Quill and Quire

REVIEWS

« Back to
Book Reviews

The Unceasing Storm: Memories of the Chinese Cultural Revolution

by Katherine Luo

In 1966, Mao Zedong unleashed the Chinese Cultural Revolution. Estimates suggest that between one and three million people died over the course of 10 years under Mao’s repressive regime. Katherine Luo was sent to a labour camp for three and a half years for the crime of being from a bourgeois family with relatives living “overseas” in the British colony of Hong Kong. Luo’s recollections of that tumultuous era form the backbone of this book of essays, presented here with a foreword by Madeleine Thien.

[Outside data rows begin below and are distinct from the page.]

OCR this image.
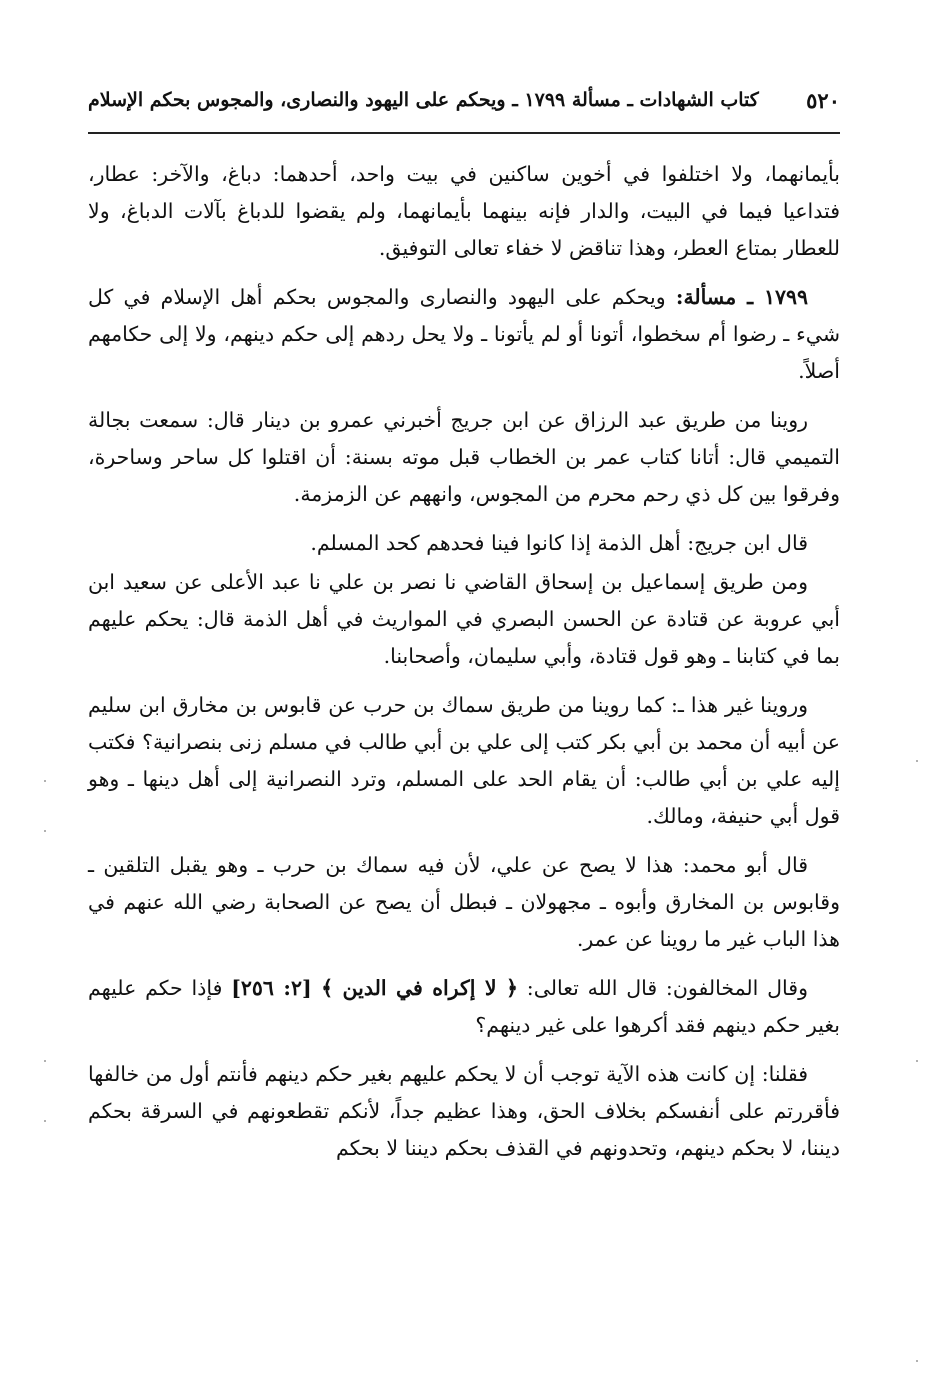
٥٢٠
كتاب الشهادات ـ مسألة ١٧٩٩ ـ ويحكم على اليهود والنصارى، والمجوس بحكم الإسلام

بأيمانهما، ولا اختلفوا في أخوين ساكنين في بيت واحد، أحدهما: دباغ، والآخر: عطار، فتداعيا فيما في البيت، والدار فإنه بينهما بأيمانهما، ولم يقضوا للدباغ بآلات الدباغ، ولا للعطار بمتاع العطر، وهذا تناقض لا خفاء تعالى التوفيق.

١٧٩٩ ـ مسألة: ويحكم على اليهود والنصارى والمجوس بحكم أهل الإسلام في كل شيء ـ رضوا أم سخطوا، أتونا أو لم يأتونا ـ ولا يحل ردهم إلى حكم دينهم، ولا إلى حكامهم أصلاً.

روينا من طريق عبد الرزاق عن ابن جريج أخبرني عمرو بن دينار قال: سمعت بجالة التميمي قال: أتانا كتاب عمر بن الخطاب قبل موته بسنة: أن اقتلوا كل ساحر وساحرة، وفرقوا بين كل ذي رحم محرم من المجوس، وانههم عن الزمزمة.

قال ابن جريج: أهل الذمة إذا كانوا فينا فحدهم كحد المسلم.

ومن طريق إسماعيل بن إسحاق القاضي نا نصر بن علي نا عبد الأعلى عن سعيد ابن أبي عروبة عن قتادة عن الحسن البصري في المواريث في أهل الذمة قال: يحكم عليهم بما في كتابنا ـ وهو قول قتادة، وأبي سليمان، وأصحابنا.

وروينا غير هذا ـ: كما روينا من طريق سماك بن حرب عن قابوس بن مخارق ابن سليم عن أبيه أن محمد بن أبي بكر كتب إلى علي بن أبي طالب في مسلم زنى بنصرانية؟ فكتب إليه علي بن أبي طالب: أن يقام الحد على المسلم، وترد النصرانية إلى أهل دينها ـ وهو قول أبي حنيفة، ومالك.

قال أبو محمد: هذا لا يصح عن علي، لأن فيه سماك بن حرب ـ وهو يقبل التلقين ـ وقابوس بن المخارق وأبوه ـ مجهولان ـ فبطل أن يصح عن الصحابة رضي الله عنهم في هذا الباب غير ما روينا عن عمر.

وقال المخالفون: قال الله تعالى: ﴿ لا إكراه في الدين ﴾ [٢: ٢٥٦] فإذا حكم عليهم بغير حكم دينهم فقد أكرهوا على غير دينهم؟

فقلنا: إن كانت هذه الآية توجب أن لا يحكم عليهم بغير حكم دينهم فأنتم أول من خالفها فأقررتم على أنفسكم بخلاف الحق، وهذا عظيم جداً، لأنكم تقطعونهم في السرقة بحكم ديننا، لا بحكم دينهم، وتحدونهم في القذف بحكم ديننا لا بحكم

As a young adult, Luo was a true believer in the Communist Party. She left Hong Kong in 1955 to study drama on the mainland as a patriotic gesture. But by middle age, she felt caught in an “iron cage” even as the country moved away from the excesses of the Cultural Revolution. Since repression never seemed far away, she immigrated to Vancouver at the age of 62.

The chapters in the book range from a lyrical sketch about nature’s ability to sustain a person in times of darkness to pieces of full-out reportage; over the course of the book, Luo encapsulates an entire generation’s story. It is an expansive narrative, covering the Japanese invasion in 1937; their overthrow in 1945 and the civil war that followed; the birth of a new nation in 1949; the perils of the Cultural Revolution; the 1989 student uprising in Tiananmen Square; the British handover of Hong Kong in 1997; and, finally, the economic bullishness of contemporary China.

Luo offers neither a conventional history of the period nor a straight biography, and she uses footnotes to fill in some blanks left in her text. She skilfully and gently recalls the stories of family, friends, and others whose lives were wrecked by the manipulation of public opinion during Mao’s reign, when citizens were made to report on other citizens.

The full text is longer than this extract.